En serio, los parlantes esos apuesto doble contra sencillo a que no soportan la potencia que mienten en la etiqueta y el estéreo hace lo que puede hacer un estéreo normal. No pidas magia, que Copperfield anda en otro rubro.

Saludos


----------



## Tacatomon (Oct 26, 2009)

alexanderchagas dijo:


> ¿Cómo están?
> Tengo una autorradio pioneer conectada a dos parlantes de 6 x 9 pulgadas pioneer (1200w RMS) y en el tercer canal un subwoofer de 10 pulgadas Sony Xplod (1200w RMS), por lo que como se daran cuenta el subwofer no estará rindiendo como deviera. de todas formas estoy bastante conforme con el rendimiento y quiero evitar el uso de amplificadores.
> ¿Puede conectarse la autoradio pioneer en bridge? parausar dos canales en el subwoofer.
> 
> Muchas gracias compañeros. Un abrazo.



De que se puede, se puede, pero tienes que modificar la circuiteria interna de los alrededores del IC. Si es de 4 Canales, puedes dejar L-R y los otros 2 en puente para hacer L+R. Es muy complicado el asunto, los autoradios de ahora tienen todos los componentes en formato SMD ( http://es.wikipedia.org/wiki/Tecnología_de_montaje_superficial ) así que una intervención no es nada facil no si sabes lo que haces ni como hacerlo.
Si no quieres hechar a perder tu radio, mejor ahorra para un pequeño amplificador mono, así liberas el woofer del autoestéreo y obtienes mas potencia sin distorción.

Suerte y saludos!!!


----------



## Fogonazo (Oct 26, 2009)

tacatomon dijo:


> De que se puede, se puede, .....


Yo no estaría tan seguro, los estéreos actuales ya trabajan con las salida de los integrados en "Puente" y un amplificador en puente no se puede conectar nuevamente en puente.


----------



## Tacatomon (Oct 26, 2009)

Fogonazo dijo:


> Yo no estaría tan seguro, los estéreos actuales ya trabajan con las salida de los integrados en "Puente" y un amplificador en puente no se puede conectar nuevamente en puente.

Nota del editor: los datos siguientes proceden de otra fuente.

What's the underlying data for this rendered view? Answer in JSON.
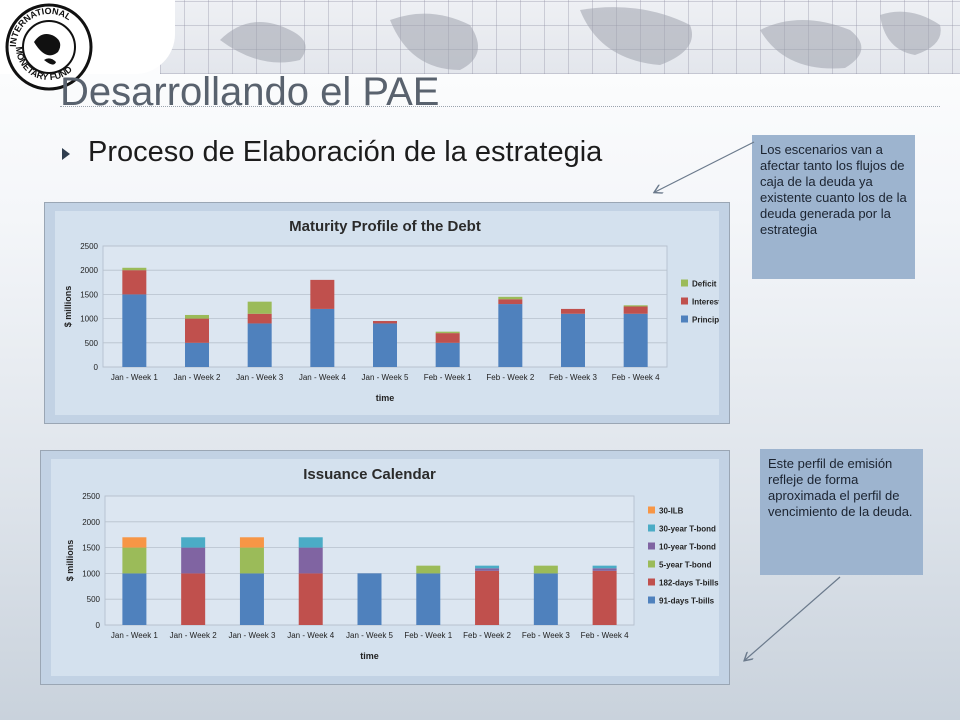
{
  "slide": {
    "title": "Desarrollando el PAE",
    "bullet": "Proceso de Elaboración de la estrategia",
    "callout_top": "Los escenarios van a afectar tanto los flujos de caja de la deuda ya existente cuanto los de la deuda generada por la estrategia",
    "callout_bottom": "Este perfil de emisión refleje de forma aproximada el perfil de vencimiento de la deuda.",
    "logo": {
      "text_top": "INTERNATIONAL",
      "text_bottom": "MONETARY FUND"
    }
  },
  "chart_data": [
    {
      "type": "bar",
      "stacked": true,
      "title": "Maturity Profile of the Debt",
      "xlabel": "time",
      "ylabel": "$ millions",
      "ylim": [
        0,
        2500
      ],
      "yticks": [
        0,
        500,
        1000,
        1500,
        2000,
        2500
      ],
      "grid": true,
      "legend_position": "right",
      "categories": [
        "Jan - Week 1",
        "Jan - Week 2",
        "Jan - Week 3",
        "Jan - Week 4",
        "Jan - Week 5",
        "Feb - Week 1",
        "Feb - Week 2",
        "Feb - Week 3",
        "Feb - Week 4"
      ],
      "series": [
        {
          "name": "Principal",
          "color": "#4f81bd",
          "values": [
            1500,
            500,
            900,
            1200,
            900,
            500,
            1300,
            1100,
            1100
          ]
        },
        {
          "name": "Interest",
          "color": "#c0504d",
          "values": [
            500,
            500,
            200,
            600,
            50,
            200,
            100,
            100,
            150
          ]
        },
        {
          "name": "Deficit",
          "color": "#9bbb59",
          "values": [
            50,
            75,
            250,
            0,
            0,
            30,
            50,
            0,
            25
          ]
        }
      ]
    },
    {
      "type": "bar",
      "stacked": true,
      "title": "Issuance Calendar",
      "xlabel": "time",
      "ylabel": "$ millions",
      "ylim": [
        0,
        2500
      ],
      "yticks": [
        0,
        500,
        1000,
        1500,
        2000,
        2500
      ],
      "grid": true,
      "legend_position": "right",
      "categories": [
        "Jan - Week 1",
        "Jan - Week 2",
        "Jan - Week 3",
        "Jan - Week 4",
        "Jan - Week 5",
        "Feb - Week 1",
        "Feb - Week 2",
        "Feb - Week 3",
        "Feb - Week 4"
      ],
      "series": [
        {
          "name": "91-days T-bills",
          "color": "#4f81bd",
          "values": [
            1000,
            0,
            1000,
            0,
            1000,
            1000,
            0,
            1000,
            0
          ]
        },
        {
          "name": "182-days T-bills",
          "color": "#c0504d",
          "values": [
            0,
            1000,
            0,
            1000,
            0,
            0,
            1050,
            0,
            1050
          ]
        },
        {
          "name": "5-year T-bond",
          "color": "#9bbb59",
          "values": [
            500,
            0,
            500,
            0,
            0,
            150,
            0,
            150,
            0
          ]
        },
        {
          "name": "10-year T-bond",
          "color": "#8064a2",
          "values": [
            0,
            500,
            0,
            500,
            0,
            0,
            50,
            0,
            50
          ]
        },
        {
          "name": "30-year T-bond",
          "color": "#4bacc6",
          "values": [
            0,
            200,
            0,
            200,
            0,
            0,
            50,
            0,
            50
          ]
        },
        {
          "name": "30-ILB",
          "color": "#f79646",
          "values": [
            200,
            0,
            200,
            0,
            0,
            0,
            0,
            0,
            0
          ]
        }
      ]
    }
  ]
}
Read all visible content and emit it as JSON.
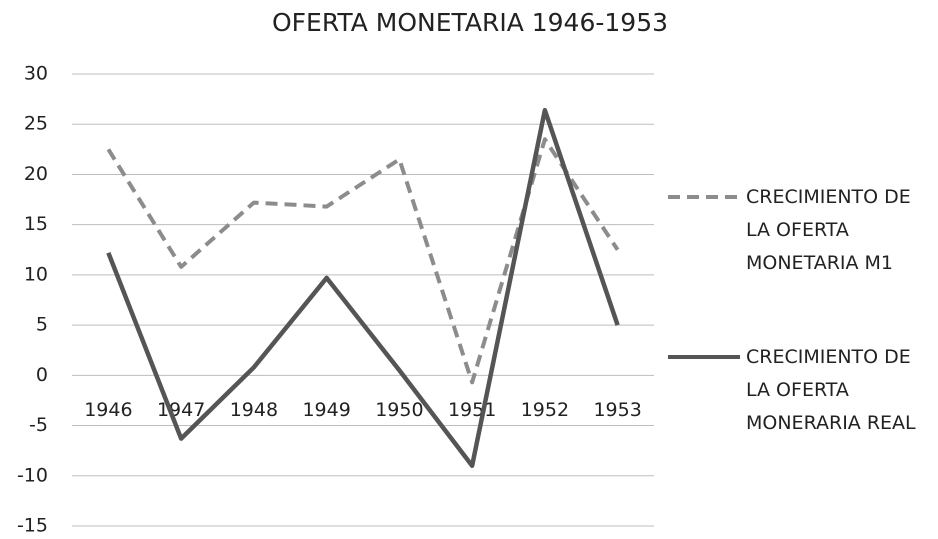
{
  "chart_data": {
    "type": "line",
    "title": "OFERTA MONETARIA 1946-1953",
    "categories": [
      "1946",
      "1947",
      "1948",
      "1949",
      "1950",
      "1951",
      "1952",
      "1953"
    ],
    "series": [
      {
        "name": "CRECIMIENTO DE LA OFERTA MONETARIA M1",
        "color": "#8c8c8c",
        "dash": true,
        "values": [
          22.5,
          10.8,
          17.2,
          16.8,
          21.5,
          -0.7,
          23.5,
          12.5
        ]
      },
      {
        "name": "CRECIMIENTO DE LA OFERTA MONERARIA REAL",
        "color": "#555555",
        "dash": false,
        "values": [
          12.2,
          -6.3,
          0.8,
          9.7,
          0.5,
          -9.0,
          26.4,
          5.0
        ]
      }
    ],
    "ylim": [
      -15,
      30
    ],
    "yticks": [
      -15,
      -10,
      -5,
      0,
      5,
      10,
      15,
      20,
      25,
      30
    ],
    "grid": true,
    "legend": "right"
  }
}
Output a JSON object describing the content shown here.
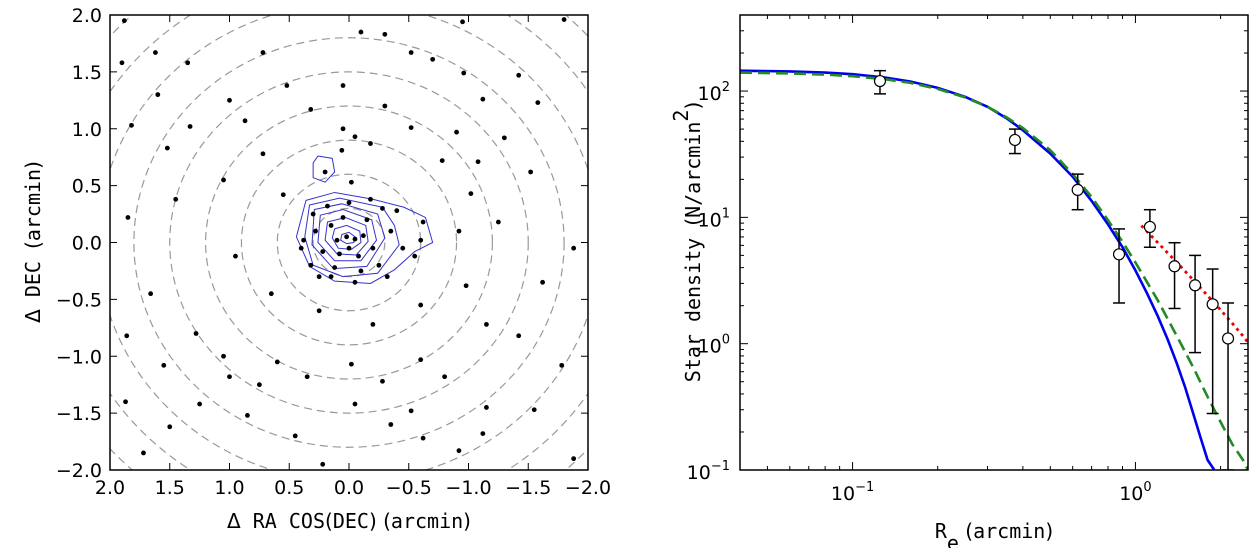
{
  "chart_data": [
    {
      "type": "scatter",
      "title": "",
      "xlabel_parts": [
        {
          "text": "Δ",
          "style": "sans"
        },
        {
          "text": " RA COS",
          "style": "mono"
        },
        {
          "text": "(",
          "style": "sans"
        },
        {
          "text": "DEC",
          "style": "mono"
        },
        {
          "text": ") (",
          "style": "sans"
        },
        {
          "text": "arcmin",
          "style": "mono"
        },
        {
          "text": ")",
          "style": "sans"
        }
      ],
      "ylabel_parts": [
        {
          "text": "Δ",
          "style": "sans"
        },
        {
          "text": " DEC ",
          "style": "mono"
        },
        {
          "text": "(",
          "style": "sans"
        },
        {
          "text": "arcmin",
          "style": "mono"
        },
        {
          "text": ")",
          "style": "sans"
        }
      ],
      "xlim": [
        2.0,
        -2.0
      ],
      "ylim": [
        -2.0,
        2.0
      ],
      "x_inverted": true,
      "xticks": [
        2.0,
        1.5,
        1.0,
        0.5,
        0.0,
        -0.5,
        -1.0,
        -1.5,
        -2.0
      ],
      "xtick_labels": [
        "2.0",
        "1.5",
        "1.0",
        "0.5",
        "0.0",
        "−0.5",
        "−1.0",
        "−1.5",
        "−2.0"
      ],
      "yticks": [
        2.0,
        1.5,
        1.0,
        0.5,
        0.0,
        -0.5,
        -1.0,
        -1.5,
        -2.0
      ],
      "ytick_labels": [
        "2.0",
        "1.5",
        "1.0",
        "0.5",
        "0.0",
        "−0.5",
        "−1.0",
        "−1.5",
        "−2.0"
      ],
      "grid": false,
      "annuli_radii": [
        0.3,
        0.6,
        0.9,
        1.2,
        1.5,
        1.8,
        2.1,
        2.4,
        2.7
      ],
      "annuli_color": "#999999",
      "contour_color": "#3333cc",
      "point_color": "#000000",
      "contours": [
        [
          [
            0.06,
            0.07
          ],
          [
            0.0,
            0.09
          ],
          [
            -0.05,
            0.05
          ],
          [
            -0.04,
            0.0
          ],
          [
            0.02,
            -0.01
          ],
          [
            0.07,
            0.02
          ]
        ],
        [
          [
            0.12,
            0.12
          ],
          [
            0.02,
            0.15
          ],
          [
            -0.09,
            0.1
          ],
          [
            -0.1,
            0.0
          ],
          [
            -0.02,
            -0.06
          ],
          [
            0.09,
            -0.05
          ],
          [
            0.14,
            0.04
          ]
        ],
        [
          [
            0.18,
            0.18
          ],
          [
            0.03,
            0.22
          ],
          [
            -0.14,
            0.15
          ],
          [
            -0.16,
            0.01
          ],
          [
            -0.06,
            -0.11
          ],
          [
            0.1,
            -0.1
          ],
          [
            0.2,
            0.02
          ]
        ],
        [
          [
            0.24,
            0.24
          ],
          [
            0.05,
            0.29
          ],
          [
            -0.19,
            0.2
          ],
          [
            -0.23,
            0.02
          ],
          [
            -0.1,
            -0.16
          ],
          [
            0.12,
            -0.16
          ],
          [
            0.26,
            0.0
          ]
        ],
        [
          [
            0.29,
            0.29
          ],
          [
            0.06,
            0.34
          ],
          [
            -0.24,
            0.25
          ],
          [
            -0.3,
            0.04
          ],
          [
            -0.15,
            -0.21
          ],
          [
            0.13,
            -0.23
          ],
          [
            0.31,
            -0.02
          ]
        ],
        [
          [
            0.33,
            0.33
          ],
          [
            0.08,
            0.39
          ],
          [
            -0.28,
            0.31
          ],
          [
            -0.38,
            0.15
          ],
          [
            -0.42,
            -0.02
          ],
          [
            -0.24,
            -0.27
          ],
          [
            0.05,
            -0.3
          ],
          [
            0.3,
            -0.2
          ],
          [
            0.37,
            0.05
          ]
        ],
        [
          [
            0.36,
            0.37
          ],
          [
            0.12,
            0.44
          ],
          [
            -0.2,
            0.38
          ],
          [
            -0.46,
            0.31
          ],
          [
            -0.64,
            0.22
          ],
          [
            -0.7,
            0.0
          ],
          [
            -0.55,
            -0.08
          ],
          [
            -0.38,
            -0.24
          ],
          [
            -0.18,
            -0.36
          ],
          [
            0.12,
            -0.34
          ],
          [
            0.33,
            -0.21
          ],
          [
            0.44,
            0.05
          ]
        ],
        [
          [
            0.26,
            0.76
          ],
          [
            0.14,
            0.74
          ],
          [
            0.12,
            0.62
          ],
          [
            0.2,
            0.53
          ],
          [
            0.3,
            0.57
          ],
          [
            0.3,
            0.7
          ]
        ]
      ],
      "points": [
        [
          1.88,
          1.95
        ],
        [
          -1.8,
          1.96
        ],
        [
          1.9,
          1.58
        ],
        [
          -0.95,
          1.94
        ],
        [
          -0.1,
          1.85
        ],
        [
          -0.3,
          1.83
        ],
        [
          1.62,
          1.67
        ],
        [
          0.72,
          1.67
        ],
        [
          -0.52,
          1.67
        ],
        [
          1.35,
          1.58
        ],
        [
          -0.96,
          1.49
        ],
        [
          -1.42,
          1.47
        ],
        [
          0.52,
          1.38
        ],
        [
          0.05,
          1.38
        ],
        [
          -0.7,
          1.61
        ],
        [
          1.6,
          1.3
        ],
        [
          1.0,
          1.25
        ],
        [
          0.32,
          1.17
        ],
        [
          -0.3,
          1.2
        ],
        [
          -1.12,
          1.26
        ],
        [
          -1.58,
          1.23
        ],
        [
          1.82,
          1.03
        ],
        [
          1.33,
          1.02
        ],
        [
          0.87,
          1.07
        ],
        [
          0.05,
          1.0
        ],
        [
          -0.05,
          0.93
        ],
        [
          -0.52,
          1.01
        ],
        [
          -0.9,
          0.97
        ],
        [
          -1.3,
          0.92
        ],
        [
          1.52,
          0.83
        ],
        [
          0.72,
          0.78
        ],
        [
          0.06,
          0.81
        ],
        [
          -0.18,
          0.87
        ],
        [
          -0.78,
          0.72
        ],
        [
          -1.08,
          0.71
        ],
        [
          -1.52,
          0.62
        ],
        [
          1.05,
          0.55
        ],
        [
          0.55,
          0.42
        ],
        [
          -0.02,
          0.53
        ],
        [
          -1.02,
          0.43
        ],
        [
          1.45,
          0.38
        ],
        [
          1.85,
          0.22
        ],
        [
          -0.92,
          0.1
        ],
        [
          -1.25,
          0.18
        ],
        [
          -1.88,
          -0.05
        ],
        [
          1.66,
          -0.45
        ],
        [
          0.95,
          -0.12
        ],
        [
          -0.98,
          -0.38
        ],
        [
          -1.62,
          -0.35
        ],
        [
          1.28,
          -0.8
        ],
        [
          0.65,
          -0.45
        ],
        [
          -0.6,
          -0.55
        ],
        [
          -1.15,
          -0.72
        ],
        [
          0.25,
          -0.6
        ],
        [
          -0.2,
          -0.72
        ],
        [
          1.86,
          -0.82
        ],
        [
          1.05,
          -1.0
        ],
        [
          0.6,
          -1.05
        ],
        [
          -0.02,
          -1.07
        ],
        [
          -0.6,
          -1.03
        ],
        [
          -1.42,
          -0.82
        ],
        [
          1.55,
          -1.08
        ],
        [
          1.0,
          -1.18
        ],
        [
          0.35,
          -1.18
        ],
        [
          -0.28,
          -1.22
        ],
        [
          -0.8,
          -1.18
        ],
        [
          -1.78,
          -1.08
        ],
        [
          1.87,
          -1.4
        ],
        [
          1.25,
          -1.42
        ],
        [
          0.85,
          -1.52
        ],
        [
          -0.05,
          -1.42
        ],
        [
          -0.52,
          -1.48
        ],
        [
          -1.15,
          -1.45
        ],
        [
          -1.55,
          -1.47
        ],
        [
          1.5,
          -1.62
        ],
        [
          0.45,
          -1.7
        ],
        [
          -0.62,
          -1.72
        ],
        [
          -1.12,
          -1.68
        ],
        [
          1.72,
          -1.85
        ],
        [
          0.22,
          -1.95
        ],
        [
          -1.88,
          -1.9
        ],
        [
          -0.92,
          -1.83
        ],
        [
          -0.35,
          -1.6
        ],
        [
          0.75,
          -1.25
        ],
        [
          0.02,
          0.05
        ],
        [
          -0.05,
          0.03
        ],
        [
          0.0,
          -0.05
        ],
        [
          0.1,
          0.02
        ],
        [
          -0.12,
          0.06
        ],
        [
          0.08,
          -0.1
        ],
        [
          -0.08,
          -0.12
        ],
        [
          0.15,
          0.15
        ],
        [
          -0.15,
          0.2
        ],
        [
          0.05,
          0.22
        ],
        [
          -0.2,
          -0.05
        ],
        [
          0.22,
          -0.08
        ],
        [
          0.12,
          -0.22
        ],
        [
          -0.1,
          -0.25
        ],
        [
          -0.25,
          -0.2
        ],
        [
          0.28,
          0.1
        ],
        [
          0.3,
          0.25
        ],
        [
          -0.28,
          0.3
        ],
        [
          0.0,
          0.35
        ],
        [
          -0.35,
          0.1
        ],
        [
          -0.45,
          -0.05
        ],
        [
          0.18,
          0.32
        ],
        [
          -0.05,
          -0.35
        ],
        [
          0.32,
          -0.2
        ],
        [
          -0.32,
          -0.3
        ],
        [
          0.15,
          -0.3
        ],
        [
          -0.6,
          0.02
        ],
        [
          -0.62,
          0.18
        ],
        [
          -0.55,
          -0.12
        ],
        [
          -0.4,
          0.28
        ],
        [
          0.4,
          -0.05
        ],
        [
          0.25,
          -0.3
        ],
        [
          0.2,
          0.62
        ],
        [
          0.38,
          0.02
        ],
        [
          -0.18,
          0.38
        ]
      ]
    },
    {
      "type": "line",
      "title": "",
      "xlabel_parts": [
        {
          "text": "R",
          "style": "mono"
        },
        {
          "text": "e",
          "style": "mono-sub"
        },
        {
          "text": " (",
          "style": "sans"
        },
        {
          "text": "arcmin",
          "style": "mono"
        },
        {
          "text": ")",
          "style": "sans"
        }
      ],
      "ylabel_parts": [
        {
          "text": "Star density ",
          "style": "mono"
        },
        {
          "text": "(",
          "style": "sans"
        },
        {
          "text": "N/arcmin",
          "style": "mono"
        },
        {
          "text": "2",
          "style": "mono-sup"
        },
        {
          "text": ")",
          "style": "sans"
        }
      ],
      "xscale": "log",
      "yscale": "log",
      "xlim": [
        0.04,
        2.5
      ],
      "ylim": [
        0.1,
        400
      ],
      "xticks": [
        0.1,
        1.0
      ],
      "xtick_labels": [
        {
          "base": "10",
          "exp": "−1"
        },
        {
          "base": "10",
          "exp": "0"
        }
      ],
      "yticks": [
        0.1,
        1.0,
        10.0,
        100.0
      ],
      "ytick_labels": [
        {
          "base": "10",
          "exp": "−1"
        },
        {
          "base": "10",
          "exp": "0"
        },
        {
          "base": "10",
          "exp": "1"
        },
        {
          "base": "10",
          "exp": "2"
        }
      ],
      "grid": false,
      "series": [
        {
          "style": "solid",
          "color": "#0000ee",
          "x": [
            0.04,
            0.06,
            0.08,
            0.1,
            0.13,
            0.16,
            0.2,
            0.25,
            0.3,
            0.35,
            0.4,
            0.5,
            0.6,
            0.7,
            0.8,
            0.9,
            1.0,
            1.1,
            1.2,
            1.3,
            1.4,
            1.5,
            1.6,
            1.7,
            1.8,
            1.9
          ],
          "y": [
            145,
            143,
            140,
            136,
            128,
            119,
            106,
            90,
            75,
            61,
            49,
            32,
            21,
            13.5,
            8.8,
            5.8,
            3.8,
            2.5,
            1.65,
            1.08,
            0.7,
            0.45,
            0.28,
            0.18,
            0.12,
            0.1
          ]
        },
        {
          "style": "dashed",
          "color": "#228b22",
          "x": [
            0.04,
            0.06,
            0.08,
            0.1,
            0.13,
            0.16,
            0.2,
            0.25,
            0.3,
            0.35,
            0.4,
            0.5,
            0.6,
            0.7,
            0.8,
            0.9,
            1.0,
            1.2,
            1.4,
            1.6,
            1.8,
            2.0,
            2.2,
            2.4,
            2.5
          ],
          "y": [
            140,
            138,
            135,
            131,
            124,
            116,
            104,
            89,
            75,
            62,
            51,
            34,
            22,
            14.5,
            9.5,
            6.4,
            4.4,
            2.2,
            1.15,
            0.65,
            0.38,
            0.24,
            0.16,
            0.12,
            0.1
          ]
        },
        {
          "style": "dotted",
          "color": "#ee0000",
          "x": [
            1.05,
            1.2,
            1.4,
            1.6,
            1.8,
            2.0,
            2.2,
            2.4,
            2.5
          ],
          "y": [
            8.6,
            6.3,
            4.4,
            3.2,
            2.4,
            1.85,
            1.45,
            1.15,
            1.02
          ]
        }
      ],
      "errorbar_points": [
        {
          "x": 0.125,
          "y": 120,
          "ylow": 95,
          "yhigh": 145
        },
        {
          "x": 0.375,
          "y": 41,
          "ylow": 32,
          "yhigh": 50
        },
        {
          "x": 0.625,
          "y": 16.5,
          "ylow": 11.5,
          "yhigh": 22
        },
        {
          "x": 0.875,
          "y": 5.1,
          "ylow": 2.1,
          "yhigh": 8.1
        },
        {
          "x": 1.125,
          "y": 8.4,
          "ylow": 5.8,
          "yhigh": 11.5
        },
        {
          "x": 1.375,
          "y": 4.1,
          "ylow": 1.9,
          "yhigh": 6.3
        },
        {
          "x": 1.625,
          "y": 2.9,
          "ylow": 0.85,
          "yhigh": 5.0
        },
        {
          "x": 1.875,
          "y": 2.05,
          "ylow": 0.28,
          "yhigh": 3.9
        },
        {
          "x": 2.125,
          "y": 1.1,
          "ylow": 0.1,
          "yhigh": 2.1
        }
      ]
    }
  ]
}
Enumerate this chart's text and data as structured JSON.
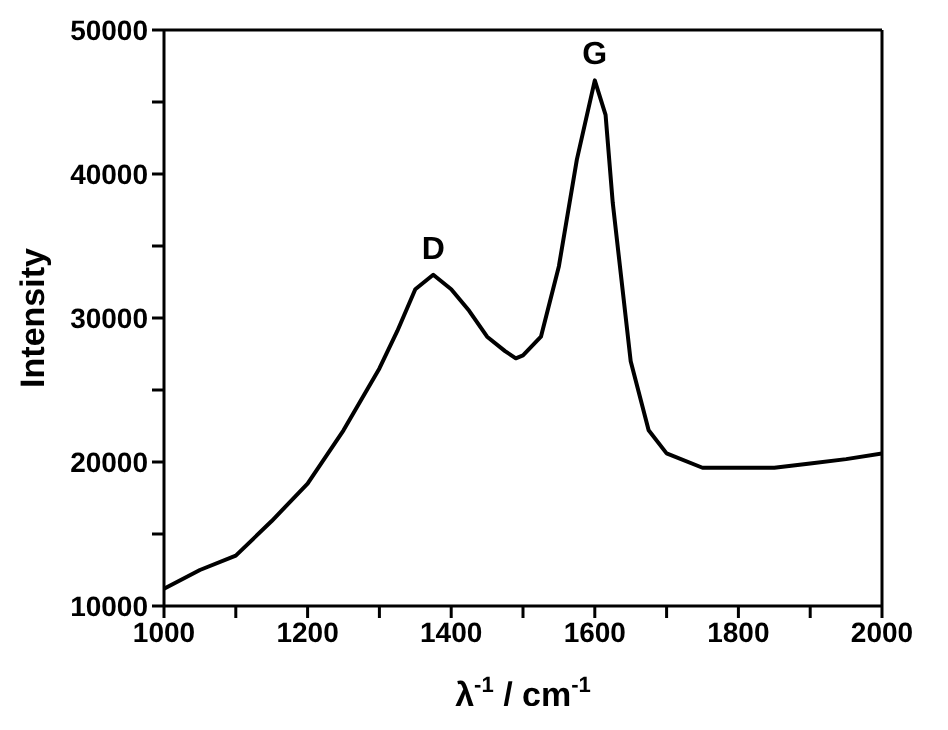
{
  "chart_data": {
    "type": "line",
    "xlabel": "λ$^{-1}$ / cm$^{-1}$",
    "ylabel": "Intensity",
    "x": [
      1000,
      1050,
      1100,
      1150,
      1200,
      1250,
      1300,
      1325,
      1350,
      1375,
      1400,
      1425,
      1450,
      1475,
      1490,
      1500,
      1525,
      1550,
      1575,
      1600,
      1615,
      1625,
      1650,
      1675,
      1700,
      1750,
      1800,
      1850,
      1900,
      1950,
      2000
    ],
    "series": [
      {
        "color": "#000000",
        "values": [
          11200,
          12500,
          13500,
          15900,
          18500,
          22200,
          26500,
          29100,
          32000,
          33000,
          32000,
          30500,
          28700,
          27700,
          27200,
          27400,
          28700,
          33600,
          41000,
          46500,
          44100,
          38000,
          27000,
          22200,
          20600,
          19600,
          19600,
          19600,
          19900,
          20200,
          20600
        ]
      }
    ],
    "xlim": [
      1000,
      2000
    ],
    "xticks": [
      1000,
      {
        "value": 1100,
        "label": null
      },
      1200,
      {
        "value": 1300,
        "label": null
      },
      1400,
      {
        "value": 1500,
        "label": null
      },
      1600,
      {
        "value": 1700,
        "label": null
      },
      1800,
      {
        "value": 1900,
        "label": null
      },
      2000
    ],
    "ylim": [
      10000,
      50000
    ],
    "yticks": [
      10000,
      {
        "value": 15000,
        "label": null
      },
      20000,
      {
        "value": 25000,
        "label": null
      },
      30000,
      {
        "value": 35000,
        "label": null
      },
      40000,
      {
        "value": 45000,
        "label": null
      },
      50000
    ],
    "annotations": [
      {
        "text": "D",
        "x": 1375,
        "y": 33000
      },
      {
        "text": "G",
        "x": 1600,
        "y": 46500
      }
    ],
    "grid": false,
    "legend": false,
    "marker": "none",
    "line_style": "solid"
  }
}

Tenés razón, ando viendo unos IC¨s de unos autoestéreos y viendo el diagrama al bloques son en configuracion BTL o algo así!!!.
Creo que ya no se usa mas el TDA2005 Jua jua. Todavía recuerdo cuando se los quitaba a alguno que me regalaban.

Gracias por la "actualización" Fogonazo. 

Saludos!!!


----------



## fernandoae (Oct 27, 2009)

Si me vendés esos 6x9  de 1200Wrms te doy un millón de dólares, los trajiste de otro planeta?  jaja
Lo de modificar el estereo estoy seguro que no se puede, porque hoy dia todos los amplificadores trabajan en puente... por eso no se conecta uno de los terminales al chasis o negativo como se hacia antes.
La mayoria usa los TDA, yo también soy de sacarlos de los estereos  fijate en mi canal de YT, hace unos dias armé uno :
http://www.youtube.com/user/fernandoae


----------



## alexanderchagas (Oct 27, 2009)

Si disculpas la potencia que indican los parlantes no es RMS!!!, supongo PMPO...
Entieno que no me queda alternativa que conectarle un modulo para que el subwoofer funcione bien... Muchas gracias compañeros!!!


----------



## fernandoae (Oct 27, 2009)

Si, sin un amplificador no estás aprovechando el subwoofer... si comprás uno avisa y te explico como se conecta, la sección adecuada del cable y demás... saludos


----------